La fillette en rose

Un jour, en me promenant à Mumbai (Bombay), en Inde, j’ai vu cette fillette assise à un arrêt de bus.

Mon attention a été attirée par le contraste entre la fille et son environnement ou, plus exactement, par le contraste entre la saleté de l’arrêt de bus et la beauté de la jupe rose portée par la fillette.

La jupe rose est jolie mais elle n’a rien d’exceptionnel. Elle est révélée par l’absence de beauté alentour qui met celle de la jupe en valeur. La grisaille de l’environnement aide à se concentrer sur le rose, tout comme l’obscurité permet de constater – si l’on peut dire – la puissance de la lumière d’une bougie allumée dans le noir.
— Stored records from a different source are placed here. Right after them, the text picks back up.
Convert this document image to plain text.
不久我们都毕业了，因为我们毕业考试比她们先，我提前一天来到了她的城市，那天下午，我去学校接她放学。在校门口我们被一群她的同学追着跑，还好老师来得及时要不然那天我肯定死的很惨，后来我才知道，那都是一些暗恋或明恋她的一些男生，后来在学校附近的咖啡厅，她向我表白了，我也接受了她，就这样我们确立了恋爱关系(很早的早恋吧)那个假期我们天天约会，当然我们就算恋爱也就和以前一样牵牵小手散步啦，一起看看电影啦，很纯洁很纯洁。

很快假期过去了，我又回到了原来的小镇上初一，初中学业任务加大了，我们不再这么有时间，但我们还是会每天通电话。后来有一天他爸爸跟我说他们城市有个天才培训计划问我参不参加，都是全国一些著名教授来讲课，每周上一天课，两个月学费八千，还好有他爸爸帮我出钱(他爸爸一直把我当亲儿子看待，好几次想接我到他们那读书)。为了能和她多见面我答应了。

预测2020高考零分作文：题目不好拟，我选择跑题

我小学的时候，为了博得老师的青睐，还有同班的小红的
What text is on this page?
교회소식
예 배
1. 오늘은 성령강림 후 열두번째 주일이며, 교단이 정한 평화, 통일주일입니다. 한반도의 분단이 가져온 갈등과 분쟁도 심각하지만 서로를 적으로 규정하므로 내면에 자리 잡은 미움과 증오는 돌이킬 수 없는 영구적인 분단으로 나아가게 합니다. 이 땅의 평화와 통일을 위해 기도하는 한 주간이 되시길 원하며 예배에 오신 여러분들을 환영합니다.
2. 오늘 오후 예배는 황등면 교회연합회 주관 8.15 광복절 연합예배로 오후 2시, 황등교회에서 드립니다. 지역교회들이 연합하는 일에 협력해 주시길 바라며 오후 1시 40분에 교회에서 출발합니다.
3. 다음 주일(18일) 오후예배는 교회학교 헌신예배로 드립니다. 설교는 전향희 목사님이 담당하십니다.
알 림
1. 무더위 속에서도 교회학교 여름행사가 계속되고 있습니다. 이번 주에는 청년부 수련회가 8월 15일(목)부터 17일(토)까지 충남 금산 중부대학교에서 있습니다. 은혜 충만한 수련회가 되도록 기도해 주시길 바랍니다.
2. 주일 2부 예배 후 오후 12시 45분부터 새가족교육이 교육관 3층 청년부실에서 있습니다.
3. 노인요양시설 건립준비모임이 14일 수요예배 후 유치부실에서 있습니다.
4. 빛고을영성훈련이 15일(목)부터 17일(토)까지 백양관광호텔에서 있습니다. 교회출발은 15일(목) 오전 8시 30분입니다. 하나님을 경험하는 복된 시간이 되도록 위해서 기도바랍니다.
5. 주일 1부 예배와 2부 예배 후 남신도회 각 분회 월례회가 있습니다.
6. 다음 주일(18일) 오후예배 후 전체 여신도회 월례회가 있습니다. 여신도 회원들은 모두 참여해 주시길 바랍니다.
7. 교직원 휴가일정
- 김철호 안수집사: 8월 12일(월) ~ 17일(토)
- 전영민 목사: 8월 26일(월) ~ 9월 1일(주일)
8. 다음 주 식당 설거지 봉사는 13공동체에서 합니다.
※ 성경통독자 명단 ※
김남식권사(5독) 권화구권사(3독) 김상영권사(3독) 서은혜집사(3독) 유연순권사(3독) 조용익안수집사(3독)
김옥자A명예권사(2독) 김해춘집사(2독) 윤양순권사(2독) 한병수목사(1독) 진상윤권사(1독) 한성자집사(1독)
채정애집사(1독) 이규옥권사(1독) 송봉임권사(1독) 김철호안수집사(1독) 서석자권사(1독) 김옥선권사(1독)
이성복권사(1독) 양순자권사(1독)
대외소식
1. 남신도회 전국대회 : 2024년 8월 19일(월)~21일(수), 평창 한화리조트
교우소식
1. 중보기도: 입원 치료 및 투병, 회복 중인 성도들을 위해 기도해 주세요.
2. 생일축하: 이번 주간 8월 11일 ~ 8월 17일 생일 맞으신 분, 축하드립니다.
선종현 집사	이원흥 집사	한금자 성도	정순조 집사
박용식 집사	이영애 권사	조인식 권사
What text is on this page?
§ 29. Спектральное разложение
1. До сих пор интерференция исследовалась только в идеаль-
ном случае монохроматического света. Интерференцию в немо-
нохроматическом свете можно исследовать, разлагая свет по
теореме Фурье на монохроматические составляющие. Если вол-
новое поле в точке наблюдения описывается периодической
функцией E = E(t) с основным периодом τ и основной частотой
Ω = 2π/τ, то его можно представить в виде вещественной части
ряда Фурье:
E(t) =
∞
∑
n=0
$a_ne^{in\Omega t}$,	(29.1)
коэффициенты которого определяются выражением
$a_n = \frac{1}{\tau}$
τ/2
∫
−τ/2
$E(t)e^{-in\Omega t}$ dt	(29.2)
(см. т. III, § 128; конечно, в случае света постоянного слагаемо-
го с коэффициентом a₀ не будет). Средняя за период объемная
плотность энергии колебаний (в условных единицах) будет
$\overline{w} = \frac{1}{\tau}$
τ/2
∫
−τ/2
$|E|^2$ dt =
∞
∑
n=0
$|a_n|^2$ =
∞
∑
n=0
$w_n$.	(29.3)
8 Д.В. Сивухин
Si l’on regardait la même bougie sous la luminosité d’un soleil d’été, à midi, il serait impossible de distinguer sa flamme et sa capacité à propager la lumière. Personne n’y prêterait vraiment attention.

Cela me fait penser à l’état actuel du monde. Ce n’est pas une surprise de dire que les immenses progrès accomplis par l’humanité lors des derniers siècles, dans les domaines scientifiques et techniques, sont négativement contrebalancés par une perte de valeurs humaines. L’empathie, la générosité et la compassion, pour n’en nommer que quelques-unes, semblent s’être évaporées hors de notre environnement quotidien.

Ceux que l’on nomme les « dirigeants mondiaux » sont les premiers responsables de cette situation, car ils montrent continuellement par leur exemple personnel et ce sans aucune honte que ces valeurs leur sont totalement étrangères. La plupart d’entre eux ne devraient donc pas être considérés comme « dirigeants » en quelque sens que ce soit, car comment un personnage qui démontre constamment posséder une carence de qualités humaines de base peut-il être considéré et qualifié pour guider l’humanité vers un avenir meilleur ?

Chaque jour, il devient plus évident que nous sommes entrés dans une nouvelle période sombre de l’Histoire. Nous la surmonterons, car l’Histoire est faite de cycles et cela n’est qu’un nouveau moyen âge dans l’Histoire de l’humanité. Ce n’est pas le premier, et je crois que ce ne sera pas le dernier.

Cela signifie-t-il que tout ce qui nous reste à faire serait d’attendre la fin de ce cycle ? Cela pourrait prendre un certain temps… le dernier Moyen Âge en Europe a duré environ 1000 ans ! Alors que faire ? Je crois que nous ne pouvons pas espérer restaurer les valeurs humaines avec des moyens qui ne seraient pas éthiques : les ténèbres sont combattues par la lumière, pas par les ténèbres. La mort et l’ignorance sont défaites par la Vie et l’éducation. L’inconscience est éradiquée par l’éveil de la conscience.

En ce cas, pouvons-nous vraiment faire quelque chose ? Il semble que nous soyons si petits face à un tel défi, comme Persée faisant face à Méduse, comme Héraclès face à ses douze Travaux, comme Thésée entrant dans le labyrinthe pour défier et tuer le Minotaure.

Mais c’est dans notre petitesse que réside notre force. De la même façon qu’une unique bougie fait une bien plus grande différence placée dans l’obscurité qu’entourée de lumière, nos voix, nos actes, notre éthique et nos valeurs humaines seront vues et pourront faire une différence pour chacun de ceux qui autour de nous, marchent dans les ténèbres et cherchent une lumière.